MARTIN: But it really kind of derailed your plans just having been arrested.
ALEXANDER: Exactly. We went to the recruiter down the street and, you know, me and my mother. And we talked to him, told what happened. he was like, yeah, no, we can't accept you.
MARTIN: So now you have a state-sanctioned delivery business. Can you just tell me a little bit about what it means to you that you can legally do what you were once arrested for?
ALEXANDER: Exactly, especially doing it on the same streets too of Quincy. So we deliver on the same streets that I was arrested on. It's mind-blowing. It is. It's a lot. It's a lot to comprehend. So that arrest happened when I was 17. You know, I'm 29 now. I'll be 30 in September. I got arrested. And people just talk down on me and said I'd never do anything in my life, never go anywhere in life if I have to deal around with weed. And now I win awards, and I do public speaking events. And people call me a bright young entrepreneur. I haven't changed anything.
MARTIN: So as I understand it, the social equity program is meant to try to - I guess the phrase I would use is restorative justice. Does it feel that way to you? Do you feel like in a way that it's sort of compensation for the state saying it was wrong?
ALEXANDER: Yeah, but my story is just one of many. And there's still, you know, even as I talk to you right now, there are still individuals incarcerated for cannabis. I feel like they want to look at it as a form of reparations. So in addition, with this new reform bill that was passed last August, the state is going to create what is called the social equity trust fund, where it's going to be, you know, a state-sanctioned trust fund where social equity entrepreneurs will be able to get small interest loans and grants from the state. And the money gets pulled from the excise tax that they put on cannabis.

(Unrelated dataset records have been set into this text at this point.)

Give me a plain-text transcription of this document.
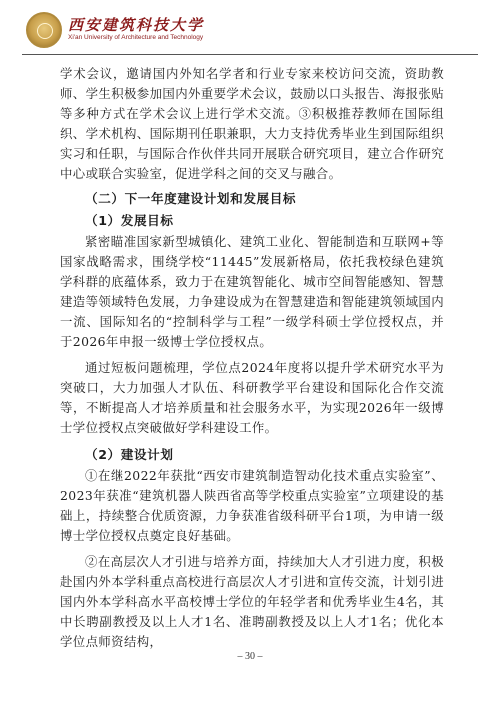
西安建筑科技大学
Xi'an University of Architecture and Technology

学术会议，邀请国内外知名学者和行业专家来校访问交流，资助教师、学生积极参加国内外重要学术会议，鼓励以口头报告、海报张贴等多种方式在学术会议上进行学术交流。③积极推荐教师在国际组织、学术机构、国际期刊任职兼职，大力支持优秀毕业生到国际组织实习和任职，与国际合作伙伴共同开展联合研究项目，建立合作研究中心或联合实验室，促进学科之间的交叉与融合。

（二）下一年度建设计划和发展目标

（1）发展目标

紧密瞄准国家新型城镇化、建筑工业化、智能制造和互联网+等国家战略需求，围绕学校“11445”发展新格局，依托我校绿色建筑学科群的底蕴体系，致力于在建筑智能化、城市空间智能感知、智慧建造等领域特色发展，力争建设成为在智慧建造和智能建筑领域国内一流、国际知名的“控制科学与工程”一级学科硕士学位授权点，并于2026年申报一级博士学位授权点。

通过短板问题梳理，学位点2024年度将以提升学术研究水平为突破口，大力加强人才队伍、科研教学平台建设和国际化合作交流等，不断提高人才培养质量和社会服务水平，为实现2026年一级博士学位授权点突破做好学科建设工作。

（2）建设计划

①在继2022年获批“西安市建筑制造智动化技术重点实验室”、2023年获准“建筑机器人陕西省高等学校重点实验室”立项建设的基础上，持续整合优质资源，力争获准省级科研平台1项，为申请一级博士学位授权点奠定良好基础。

②在高层次人才引进与培养方面，持续加大人才引进力度，积极赴国内外本学科重点高校进行高层次人才引进和宣传交流，计划引进国内外本学科高水平高校博士学位的年轻学者和优秀毕业生4名，其中长聘副教授及以上人才1名、准聘副教授及以上人才1名；优化本学位点师资结构，

– 30 –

Massachusetts has brought in over $4 billion in revenue since we legalized in 2016. But, you know, there hasn't been any loans. I think a lot of the big model that people look at is Oakland, Calif. They were doing that with their equity applicants. They're the ones that really put out there, hey, these people need these low-interest loans and these grants because this is so tough. We can't go and get a traditional small business loan. So you're really at the will of private investors. And, you know, there's a lot of predatory practices that are going on and still go on today. So having this social equity trust fund is going to be huge for us.
MARTIN: That whole question about loans, cannabis remains a Schedule 1 drug under federal law. That means those are drugs that, according to the U.S. government, have no currently accepted medical use and a high potential for abuse. When marijuana was placed on the Schedule 1 at the time, it was seen as partly racist. Critics now look at that and say that that was really intended to offer an opportunity to incarcerate certain people, right?

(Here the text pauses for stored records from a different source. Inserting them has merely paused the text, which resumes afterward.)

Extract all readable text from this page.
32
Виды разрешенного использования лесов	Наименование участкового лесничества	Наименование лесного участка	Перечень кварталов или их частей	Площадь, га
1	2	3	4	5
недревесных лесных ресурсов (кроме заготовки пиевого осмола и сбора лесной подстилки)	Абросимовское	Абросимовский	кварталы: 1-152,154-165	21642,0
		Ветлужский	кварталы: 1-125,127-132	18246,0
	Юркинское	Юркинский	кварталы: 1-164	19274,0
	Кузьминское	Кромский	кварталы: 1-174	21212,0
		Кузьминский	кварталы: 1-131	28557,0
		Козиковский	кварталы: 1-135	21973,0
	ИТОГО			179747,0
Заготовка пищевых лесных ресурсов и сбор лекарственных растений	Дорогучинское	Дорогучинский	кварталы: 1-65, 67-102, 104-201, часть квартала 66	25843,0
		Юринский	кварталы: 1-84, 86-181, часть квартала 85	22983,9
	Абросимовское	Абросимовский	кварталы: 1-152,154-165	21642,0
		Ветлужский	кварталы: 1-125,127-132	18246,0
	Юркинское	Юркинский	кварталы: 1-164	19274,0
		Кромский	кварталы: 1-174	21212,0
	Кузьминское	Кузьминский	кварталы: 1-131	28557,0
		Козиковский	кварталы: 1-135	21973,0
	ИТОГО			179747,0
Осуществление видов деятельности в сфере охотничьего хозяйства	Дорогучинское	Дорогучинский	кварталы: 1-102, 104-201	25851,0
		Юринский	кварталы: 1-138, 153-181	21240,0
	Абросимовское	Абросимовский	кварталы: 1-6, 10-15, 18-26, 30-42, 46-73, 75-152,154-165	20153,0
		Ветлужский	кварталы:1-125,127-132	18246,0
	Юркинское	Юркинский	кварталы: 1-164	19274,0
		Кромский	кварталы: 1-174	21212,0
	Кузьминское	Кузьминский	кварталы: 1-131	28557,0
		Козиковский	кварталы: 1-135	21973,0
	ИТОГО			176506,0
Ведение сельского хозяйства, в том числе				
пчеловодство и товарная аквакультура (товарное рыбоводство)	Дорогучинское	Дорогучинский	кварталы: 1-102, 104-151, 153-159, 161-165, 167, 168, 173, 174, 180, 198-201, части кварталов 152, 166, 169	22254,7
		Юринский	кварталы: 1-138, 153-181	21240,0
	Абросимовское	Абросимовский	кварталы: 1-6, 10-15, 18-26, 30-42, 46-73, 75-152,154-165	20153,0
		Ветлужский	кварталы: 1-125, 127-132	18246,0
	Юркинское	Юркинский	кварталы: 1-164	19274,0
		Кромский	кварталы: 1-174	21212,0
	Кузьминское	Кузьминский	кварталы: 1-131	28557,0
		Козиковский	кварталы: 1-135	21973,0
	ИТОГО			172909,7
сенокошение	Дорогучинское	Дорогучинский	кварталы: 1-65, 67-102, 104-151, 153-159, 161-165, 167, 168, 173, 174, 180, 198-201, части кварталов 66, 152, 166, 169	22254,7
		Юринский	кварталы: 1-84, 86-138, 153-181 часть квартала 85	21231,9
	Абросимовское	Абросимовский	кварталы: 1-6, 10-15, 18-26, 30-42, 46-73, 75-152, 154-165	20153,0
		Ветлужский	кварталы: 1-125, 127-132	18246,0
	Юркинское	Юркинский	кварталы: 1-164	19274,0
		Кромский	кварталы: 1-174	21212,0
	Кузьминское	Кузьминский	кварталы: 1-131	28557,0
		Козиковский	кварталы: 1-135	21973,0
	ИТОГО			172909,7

ALEXANDER: A hundred percent. And it goes back to Richard Nixon, to Ronald Reagan, even all the way back when in the 1930s to Henry Anslinger. African Americans and Caucasians both use cannabis at similar rates, but the African American individual is four times more likely to be arrested for it and their Caucasian counterpart.

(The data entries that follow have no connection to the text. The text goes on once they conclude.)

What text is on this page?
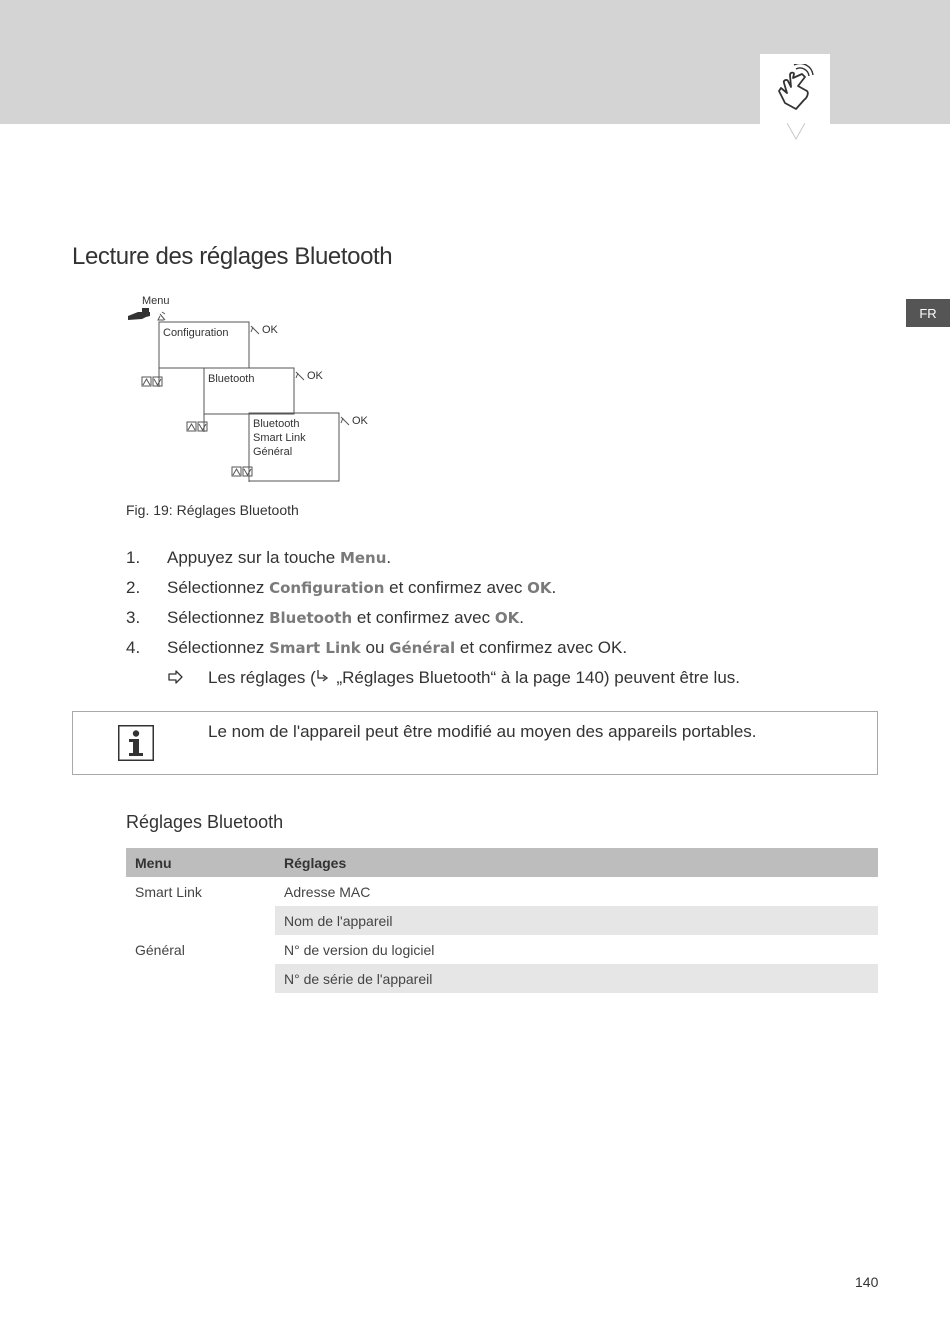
FR
Lecture des réglages Bluetooth
Menu
Configuration	OK
Bluetooth	OK
Bluetooth
Smart Link
Général
OK
Fig. 19: Réglages Bluetooth
1. Appuyez sur la touche Menu.
2. Sélectionnez Configuration et confirmez avec OK.
3. Sélectionnez Bluetooth et confirmez avec OK.
4. Sélectionnez Smart Link ou Général et confirmez avec OK.
Les réglages ( „Réglages Bluetooth“ à la page 140) peuvent être lus.
Le nom de l'appareil peut être modifié au moyen des appareils portables.
Réglages Bluetooth
Menu	Réglages
Smart Link	Adresse MAC
	Nom de l'appareil
Général	N° de version du logiciel
	N° de série de l'appareil
140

MARTIN: Well, so there are still people who feel that this is just wrong. So for people who feel that way, is there something you would want to say?
ALEXANDER: Yeah. Look at the number of cannabis deaths. How many people have died from cannabis compared to stuff that's legal? You go to a local brewery, people bring their kids, their dogs, their wife, drink alcohol that's in the 10% range, load up the car and drive home. And nobody bats an eye. You know, we're very discreet. We're delivery. It's like we're bringing it - we're giving people incentive to stay home. We're bringing it right to their front door. You know, there's been so many years of, you know, just saying no, war on drugs propaganda. We really have to undo all the miseducation that has come across these past decades.
MARTIN: That was Devin Alexander. He's the owner of Rolling Releaf. And that's R-E-L-E-A-F. It's a marijuana delivery service in Newton, Mass. Devin Alexander, thanks so much for talking to us.